One of the interesting phrases from the book is “the future is not searchable.” What do you mean—not yet searchable?

This is a question of trying to understand the limits of predictability. Are there fundamental limits that, no matter how much data you collect, you will never be able to predict what will happen tomorrow, or if you collect enough data, can you reasonably predict the future? In some cases, we see the answer is yes to the latter. When it comes to our location patterns, we recently published an article in Science that showed that individuals are 93% predictable. That means that if I collect enough data about your past locations, I can write a piece of software that can tell you where you’re going to be tomorrow at 3 p.m. with 93% accuracy. With advances in data availability, we see predictability. So now what we have to do is pause and say, what does this mean?

Are we humans really that predictable? What about our much vaunted capacity for randomness?

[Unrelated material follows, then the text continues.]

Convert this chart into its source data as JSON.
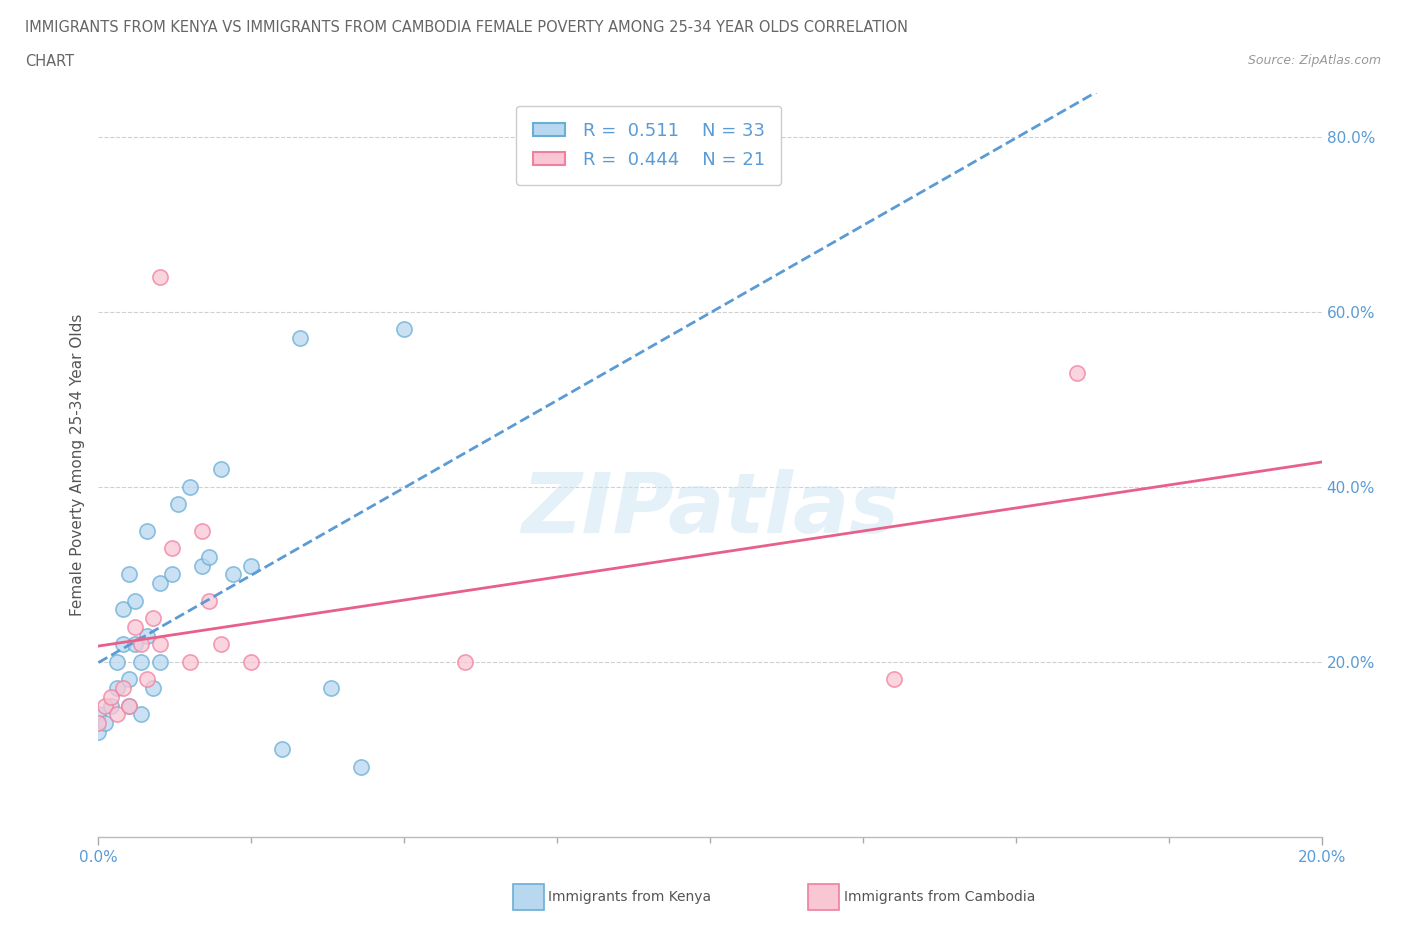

Well, there is always fundamental randomness in our behavior, but people are at the same time very constrained. We have daily patterns, we have weekly patterns. We have jobs that we have to go to. So while I may not be able to predict that you’re going to bump into somebody and fall in love, because that’s a rare event, can I still predict very relevant things if I learn to manage randomness at a microscopic level? That’s really the question at the heart of the book.

On the book jacket for Bursts there is a tantalizing statement: “the way you think about your potential to do something extraordinary will never be the same.” Really?

Let me answer this way. With my book Linked, everybody, depending on their background, took a completely different message away from it. I’m hoping that similar things will happen with Bursts. For example, I never meant to write about the book industry, yet clearly some of the messages from Bursts apply to what you do on a daily basis and what you do professionally. With Linked, understanding the processes that govern networks, or, in the case of Bursts, understanding the processes that cover human activity patterns can force people to have a different perspective. So, in that respect, things really may never be the same again.